During the early 1980s I was one of two second-level Customs supervisors in the inspection force at the port of Brownsville, Texas and on a very special evening I was performing my supervisory duties on the swing shift—4 pm to 12 midnight—at the Gateway Bridge. At some time near the middle of the shift, a pedestrian of a different kind walked in from Mexico and the officer on sidewalk duty referred him to my office.
The pedestrian was an elderly Anglo male, probably in his sixties, wearing slacks and a white shirt, his tie still knotted but hanging loosely. There was blood on his face and his shirt was stained with blood, apparently from a nosebleed. He walked erratically and seemed oblivious of his surroundings. My first thoughts were that he was either drunk or under the influence of drugs, but his answers to my first questions were always the same—I don’t know. My most pertinent question was Do you know where you are? His answer was simply No.
I asked him for his name and he said Fred Siemens. I asked him where he lived and he said San Antonio, and my next question was Are you an attorney? He said Yes and I realized that he was Fred Siemens, a prominent attorney in San Antonio, nationally and internationally known for his work in criminal law. Because of him and an article on him that appeared in one of San Antonio’s local newspapers, I became a devotee of Henry David Thoreau’s writings, specifically Walden or, Life in the Woods and On the Duty of Civil Disobedience. The image on the right is my well-thumbed copy of the work on which Mahatma Ghandi based his passive resistance movements. Click here for an explanation of how, when, where and why I first met Thoreau and his writings.
I suspected that he could be the subject of a missing person alert, and I immediately called the Brownsville Police Department and asked for an officer to come to the Gateway Bridge. Two officers arrived in record time, and I told them that they should contact the San Antonio Police Department and would probably find a missing person lookout on the man. They thanked me and gently escorted the attorney to their vehicle.
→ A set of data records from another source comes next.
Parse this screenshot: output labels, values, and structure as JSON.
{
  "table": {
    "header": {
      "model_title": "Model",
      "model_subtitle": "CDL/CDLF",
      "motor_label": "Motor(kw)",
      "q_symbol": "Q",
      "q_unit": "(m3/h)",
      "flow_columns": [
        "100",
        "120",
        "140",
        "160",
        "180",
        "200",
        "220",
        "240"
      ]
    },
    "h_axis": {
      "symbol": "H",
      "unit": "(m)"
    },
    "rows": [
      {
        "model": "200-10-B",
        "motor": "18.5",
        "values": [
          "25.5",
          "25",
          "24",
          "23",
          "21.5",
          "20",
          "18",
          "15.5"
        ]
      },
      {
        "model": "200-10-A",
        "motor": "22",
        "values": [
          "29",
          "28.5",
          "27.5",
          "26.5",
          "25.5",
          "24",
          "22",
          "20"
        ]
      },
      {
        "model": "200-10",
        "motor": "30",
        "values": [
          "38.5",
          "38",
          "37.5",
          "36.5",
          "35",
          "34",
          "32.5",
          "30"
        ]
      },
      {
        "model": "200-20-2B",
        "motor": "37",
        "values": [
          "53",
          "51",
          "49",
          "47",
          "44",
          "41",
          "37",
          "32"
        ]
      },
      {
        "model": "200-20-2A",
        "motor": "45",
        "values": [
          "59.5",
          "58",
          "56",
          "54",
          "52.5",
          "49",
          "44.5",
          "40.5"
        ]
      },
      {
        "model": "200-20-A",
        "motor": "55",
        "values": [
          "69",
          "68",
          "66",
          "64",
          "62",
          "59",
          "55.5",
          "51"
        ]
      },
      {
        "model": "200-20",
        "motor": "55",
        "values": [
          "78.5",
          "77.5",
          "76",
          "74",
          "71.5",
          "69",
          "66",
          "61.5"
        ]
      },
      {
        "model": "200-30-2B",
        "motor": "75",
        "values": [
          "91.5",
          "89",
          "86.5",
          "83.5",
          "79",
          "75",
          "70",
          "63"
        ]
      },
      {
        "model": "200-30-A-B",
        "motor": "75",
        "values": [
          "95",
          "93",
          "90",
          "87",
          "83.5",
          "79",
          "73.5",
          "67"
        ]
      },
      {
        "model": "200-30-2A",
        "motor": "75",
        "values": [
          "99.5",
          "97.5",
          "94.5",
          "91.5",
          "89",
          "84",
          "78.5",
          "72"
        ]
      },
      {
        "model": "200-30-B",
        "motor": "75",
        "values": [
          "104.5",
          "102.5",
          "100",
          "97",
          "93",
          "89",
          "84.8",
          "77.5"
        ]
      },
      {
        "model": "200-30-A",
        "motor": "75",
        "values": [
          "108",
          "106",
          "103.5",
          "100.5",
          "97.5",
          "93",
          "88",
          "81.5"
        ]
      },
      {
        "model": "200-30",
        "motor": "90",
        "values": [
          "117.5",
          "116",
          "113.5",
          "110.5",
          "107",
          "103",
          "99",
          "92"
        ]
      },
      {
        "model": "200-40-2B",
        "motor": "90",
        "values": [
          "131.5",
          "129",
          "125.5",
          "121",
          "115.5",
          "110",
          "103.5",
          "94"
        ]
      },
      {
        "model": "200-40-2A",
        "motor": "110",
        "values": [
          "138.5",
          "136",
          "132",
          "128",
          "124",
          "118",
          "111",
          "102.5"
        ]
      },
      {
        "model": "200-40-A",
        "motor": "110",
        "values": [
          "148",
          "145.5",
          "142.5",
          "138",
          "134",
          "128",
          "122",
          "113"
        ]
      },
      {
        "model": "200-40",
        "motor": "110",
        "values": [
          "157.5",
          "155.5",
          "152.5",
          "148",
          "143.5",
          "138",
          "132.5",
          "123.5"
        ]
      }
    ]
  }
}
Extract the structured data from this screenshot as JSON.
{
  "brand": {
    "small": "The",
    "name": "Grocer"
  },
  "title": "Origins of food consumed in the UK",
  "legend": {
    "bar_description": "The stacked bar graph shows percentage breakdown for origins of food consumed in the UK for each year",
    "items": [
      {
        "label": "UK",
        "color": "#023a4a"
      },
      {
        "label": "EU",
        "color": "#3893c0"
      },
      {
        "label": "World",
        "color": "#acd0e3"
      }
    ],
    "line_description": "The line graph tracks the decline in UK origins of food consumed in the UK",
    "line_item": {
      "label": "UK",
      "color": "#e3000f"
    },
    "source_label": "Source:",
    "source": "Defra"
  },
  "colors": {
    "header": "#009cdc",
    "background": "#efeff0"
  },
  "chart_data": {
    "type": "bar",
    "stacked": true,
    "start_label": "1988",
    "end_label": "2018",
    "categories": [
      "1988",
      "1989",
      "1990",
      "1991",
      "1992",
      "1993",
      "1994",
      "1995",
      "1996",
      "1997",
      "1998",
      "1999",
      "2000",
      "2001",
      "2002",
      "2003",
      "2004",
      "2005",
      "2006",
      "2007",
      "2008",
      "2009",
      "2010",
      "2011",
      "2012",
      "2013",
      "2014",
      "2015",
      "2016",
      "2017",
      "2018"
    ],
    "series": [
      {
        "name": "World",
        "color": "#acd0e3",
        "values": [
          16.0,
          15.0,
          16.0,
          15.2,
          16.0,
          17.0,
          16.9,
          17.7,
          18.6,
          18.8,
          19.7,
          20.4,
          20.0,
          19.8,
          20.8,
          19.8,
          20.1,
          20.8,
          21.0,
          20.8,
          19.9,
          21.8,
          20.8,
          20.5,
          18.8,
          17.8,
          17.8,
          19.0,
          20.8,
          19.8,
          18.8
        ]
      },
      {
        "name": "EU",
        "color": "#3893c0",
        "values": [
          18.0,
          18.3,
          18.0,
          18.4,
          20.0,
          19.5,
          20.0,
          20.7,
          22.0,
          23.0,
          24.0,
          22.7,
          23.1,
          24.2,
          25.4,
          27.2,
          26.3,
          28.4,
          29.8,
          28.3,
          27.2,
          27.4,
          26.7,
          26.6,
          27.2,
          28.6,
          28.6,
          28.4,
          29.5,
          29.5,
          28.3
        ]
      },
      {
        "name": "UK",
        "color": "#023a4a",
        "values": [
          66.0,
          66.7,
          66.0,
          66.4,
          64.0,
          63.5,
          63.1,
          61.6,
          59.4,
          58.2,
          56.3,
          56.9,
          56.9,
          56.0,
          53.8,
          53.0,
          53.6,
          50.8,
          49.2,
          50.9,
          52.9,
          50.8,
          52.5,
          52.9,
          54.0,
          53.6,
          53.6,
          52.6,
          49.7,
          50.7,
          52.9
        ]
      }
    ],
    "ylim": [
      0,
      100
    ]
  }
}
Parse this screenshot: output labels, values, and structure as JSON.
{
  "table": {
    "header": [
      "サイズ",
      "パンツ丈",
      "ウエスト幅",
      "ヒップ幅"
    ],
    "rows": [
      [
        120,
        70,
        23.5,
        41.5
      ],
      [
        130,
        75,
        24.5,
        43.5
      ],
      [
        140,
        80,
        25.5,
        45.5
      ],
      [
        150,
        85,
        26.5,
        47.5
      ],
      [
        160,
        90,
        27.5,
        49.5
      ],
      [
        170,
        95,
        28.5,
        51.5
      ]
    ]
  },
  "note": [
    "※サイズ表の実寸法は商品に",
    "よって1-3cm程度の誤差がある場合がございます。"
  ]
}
Now read about the non-existent grateful appreciation expressed by the Brownsville police for giving them a well-known missing person and the opportunity to shine a bright light on the coordination between local and federal law enforcement in the city of Brownsville. I never heard from the Police Department—I called the Department the next day and the people on duty claimed to have no knowledge of the incident.
However, several days later a lengthy article appeared in the local daily newspaper detailing the fine work done by Brownsville’s police in returning a missing person to his home in San Antonio. The article stated that in the early evening on a certain day Mr. Siemens was found wandering around in the vicinity of the Gateway Bridge, apparently unaware of his surroundings, and an investigation determined that a missing person lookout for him had been made by San Antonio police. Obviously there were some really ambitious officers on Brownsville’s police force!
I should have known what was going to happen, because the two officers that took custody of the missing person neglected to ask for my name or for my position in the Customs hierarchy. If I gave that any thought at the time, it would probably have been that they would return for the specifics of the interdiction, and also to tender the thanks of the local department to the Customs officers on duty that evening, specifically to the inspector on pedestrian traffic duty and to the supervisory officer on the shift, the person that recognized the missing person and initiated the investigation. I mean, like hey, everybody likes to shine!
So I can only offer kudos to the local police for their fine work in solving a missing person lookout and returning a brilliant and nationally-known criminal law attorney to his home and to his loved ones. Good work, guys!
That’s my story and I’m sticking to it!